Hustling is a common activity for women, especially those of us attempting to make ourselves more positive and whole in the long run. We work hard, face numerous challenges, and take on other people’s problems (we’re fixers, aren’t we?).
When life gets complicated and confusing, implementing the following daily practices can help you get back into your groove and regain your inner peace.
Mind your own business.
There are three types of business: God’s business, my business and your business. When you spend your time in other people’s business, who’s minding yours? (This may be one of the all time favorite things I learned from Martha Beck.)
Obviously, you can’t control God’s business (hello, snow) and you can’t control someone else’s either (stupid, incompetent boss), so why not focus on the one person’s business you can control (your own).
For example, your 50-year old sister has been complaining for years about not being able to afford her mortgage payments. She asks your parents for money month after month. And yet, at your last family gathering, she announces she and her husband are jetting off to Jamaica for a week to “take a little time off.”
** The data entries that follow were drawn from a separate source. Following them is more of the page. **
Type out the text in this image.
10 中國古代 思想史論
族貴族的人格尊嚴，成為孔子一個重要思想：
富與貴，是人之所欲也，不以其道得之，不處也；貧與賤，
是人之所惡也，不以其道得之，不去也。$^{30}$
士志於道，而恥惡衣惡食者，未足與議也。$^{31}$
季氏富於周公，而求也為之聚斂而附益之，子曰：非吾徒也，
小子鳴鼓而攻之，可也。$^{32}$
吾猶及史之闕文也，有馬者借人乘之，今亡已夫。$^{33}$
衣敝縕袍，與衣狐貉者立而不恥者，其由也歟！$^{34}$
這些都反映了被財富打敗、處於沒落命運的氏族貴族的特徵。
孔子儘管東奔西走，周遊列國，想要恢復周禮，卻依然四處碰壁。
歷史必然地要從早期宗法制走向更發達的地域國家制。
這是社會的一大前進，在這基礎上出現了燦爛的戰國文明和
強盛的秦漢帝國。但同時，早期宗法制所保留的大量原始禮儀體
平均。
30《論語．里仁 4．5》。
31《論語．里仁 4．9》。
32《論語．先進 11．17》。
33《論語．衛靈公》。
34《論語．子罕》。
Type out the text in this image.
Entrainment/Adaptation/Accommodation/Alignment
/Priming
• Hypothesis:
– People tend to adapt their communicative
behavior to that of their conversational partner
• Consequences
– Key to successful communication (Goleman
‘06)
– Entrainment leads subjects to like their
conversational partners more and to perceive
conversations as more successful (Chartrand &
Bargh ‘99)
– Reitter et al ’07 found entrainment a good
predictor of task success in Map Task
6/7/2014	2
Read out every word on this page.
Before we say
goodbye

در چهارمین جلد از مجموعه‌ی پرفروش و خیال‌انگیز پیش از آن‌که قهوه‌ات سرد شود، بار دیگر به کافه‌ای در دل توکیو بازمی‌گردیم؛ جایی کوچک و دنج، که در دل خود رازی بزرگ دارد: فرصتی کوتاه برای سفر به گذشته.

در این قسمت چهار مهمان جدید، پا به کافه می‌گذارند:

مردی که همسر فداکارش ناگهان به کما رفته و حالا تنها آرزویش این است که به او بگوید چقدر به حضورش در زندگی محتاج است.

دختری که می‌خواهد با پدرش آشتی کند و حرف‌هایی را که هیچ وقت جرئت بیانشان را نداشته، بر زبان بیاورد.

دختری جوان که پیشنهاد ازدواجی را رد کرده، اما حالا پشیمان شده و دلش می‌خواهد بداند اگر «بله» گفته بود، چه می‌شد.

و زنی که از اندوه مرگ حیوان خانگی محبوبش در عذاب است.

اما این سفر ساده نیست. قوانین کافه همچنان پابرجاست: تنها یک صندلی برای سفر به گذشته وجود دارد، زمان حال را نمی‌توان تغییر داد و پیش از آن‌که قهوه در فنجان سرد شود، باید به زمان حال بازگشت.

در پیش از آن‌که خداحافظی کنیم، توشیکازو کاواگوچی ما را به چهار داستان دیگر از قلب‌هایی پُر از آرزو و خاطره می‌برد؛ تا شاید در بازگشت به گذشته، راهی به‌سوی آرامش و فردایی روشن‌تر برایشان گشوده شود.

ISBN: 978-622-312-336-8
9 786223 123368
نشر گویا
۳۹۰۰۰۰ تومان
What the heck? you think. Who does she think she is? She can’t afford to pay her mortgage, yet she can somehow pay for a trip to the islands? She is so irresponsible. Etc. Etc.
Whose business are you in?
There is not a damn thing you can do about this, my friend, so get back in your own lane.
Question your thoughts.
Thoughts consume us all day, every day.
The problem is, some of our thoughts create unnecessary stress because – news flash – they aren’t even true.
For example, take this thought: I will never be able to find a new job if I quit the one I have.
This is a belief, not the truth. When we trust every thought, we remain stuck in an unfulfilling life. When we question our thoughts, especially the negative ones, we become free.
Pretty simple, huh?
By rephrasing your limiting beliefs, you open up room for expansion and possibility.
Try this instead: I will find a new job.
Then, start listing ways to support that thought.
My industry is always growing and my job title is in high demand.
I have the qualifications and work experience to be a contender.
I’m great in interviews and like meeting new people.
Yep, I said it. I’m literally telling you it’s okay to judge other people.
All of the things that bug you about someone else are almost always the things you don’t like about yourself. Your mind is a mirror, and judging others is the mind’s way of displacing and projecting your own dislikes to make yourself feel better.
I don’t like the way Sarah talks over people. It’s like she’s afraid she can’t get a word in edgewise.
Perhaps this actually means you’re also afraid of the same thing: being unheard.
Whenever you catch yourself judging others, be sure you check your opinion and see if – somehow – your critique can actually be applied to your own life.
Trust your gut.
Your inner GPS (your gut) is designed to steer you through life, helping you make decisions. If you’ve been asked to do something that, immediately, didn’t sit well with you, it is likely your body felt your response first.
It’s easy to talk ourselves into certain situations (the mind has a tricky way of doing that), but your body knows the truth better than your mind does.
No more “I really should” or “How will they feel if I don’t?” analysis. From the second you have a physical response to questioning, you should start checking in with yourself and how you feel to make the best choices for you.
Read: Skip that date, make a left to avoid traffic, get off your butt and exercise when your body says it’s time.
Change your words.
We put so much pressure on ourselves when we use certain words.
For example, I have to:
- Go to dinner with my cousin when she’s in town
- Volunteer in my child’s classroom
- Work late again tonight.
Instead of feeling forced, changing your “have to” phrases to “choose to” or “want to” takes the pressure off.
I choose (or want) to:
- Have dinner with my cousin when she comes to visit (I only get to see her once a year)
- Spend as much time with my daughter as I can (someday I’ll have an empty nest)
- Get all my work done tonight (so I can enjoy my weekend).
Most of the time your gut will lead the way on this, but by challenging limiting thoughts and paying attention to your judgments of others, changing your words becomes easier. If not, maybe it’s a matter of realizing you’re minding someone else’s business, instead of your own. Ahhhh, yes, each of these steps are connected.
Inner peace isn’t something we’re born with. It takes constant crafting and an inner curiosity. But, knowing the steps to help you ease the tension we all struggle with daily, you’re that much closer to a head and heart that function in a place of love, instead of fear or frustration.
And that, my beautiful friends, is incredibly rewarding… and pretty darn groovy.